Die Actelion-Aktien verlieren 1,6 Prozent. Die ZKB-Analysten sind skeptisch, dass die Biotechnologiefirma übernommen wird. Das Management sei einer Transaktion bisher immer abgeneigt gewesen und im Pharmabereich würden sich feindliche Übernahmen meist nicht rechnen. Übernahmespekulationen haben den Actelion-Kurs seit Ende November rund 30 Prozent hochgetrieben. Das Unternehmen und Johnson & Johnson haben Gespräche über eine nicht näher spezifizierte Transaktion eingeräumt.
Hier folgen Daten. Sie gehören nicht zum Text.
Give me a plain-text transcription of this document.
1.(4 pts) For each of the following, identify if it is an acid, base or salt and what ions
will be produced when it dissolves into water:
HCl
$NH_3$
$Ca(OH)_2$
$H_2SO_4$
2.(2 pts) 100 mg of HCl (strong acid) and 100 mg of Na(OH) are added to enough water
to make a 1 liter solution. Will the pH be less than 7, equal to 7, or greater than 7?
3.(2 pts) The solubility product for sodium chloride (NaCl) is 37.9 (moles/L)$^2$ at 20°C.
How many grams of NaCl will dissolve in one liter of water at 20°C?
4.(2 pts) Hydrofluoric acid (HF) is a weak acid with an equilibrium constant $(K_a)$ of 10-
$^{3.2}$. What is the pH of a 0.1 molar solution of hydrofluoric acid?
Am breiten Markt fallen Meyer Burger mit grossen Kursausschlägen auf. Die Titel des Solarzulieferers wurde erstmals mit dem Bezugsrechtsabschlag für die laufende Kapitalerhöhung gehandelt. Die Zuger Firma Brustorm will unter bestimmten Bedingungen bis zu 16 Millionen Aktien für 5,76 Millionen Franken übernehmen. Damit hat Meyer Burger die Zusicherung von drei Investoren für rund 38,2 Millionen Franken. Insgesamt soll die Ausgabe neuer Aktien rund 160 Millionen Franken einbringen. Die Aktien steigen um ein Drittel auf 0,90 Franken, das Bezugsrecht kostete 0,36 Franken.

Die Kaufempfehlung und Kurszielerhöhung der UBS schieben die Galenica-Aktien 2,4 Prozent hoch.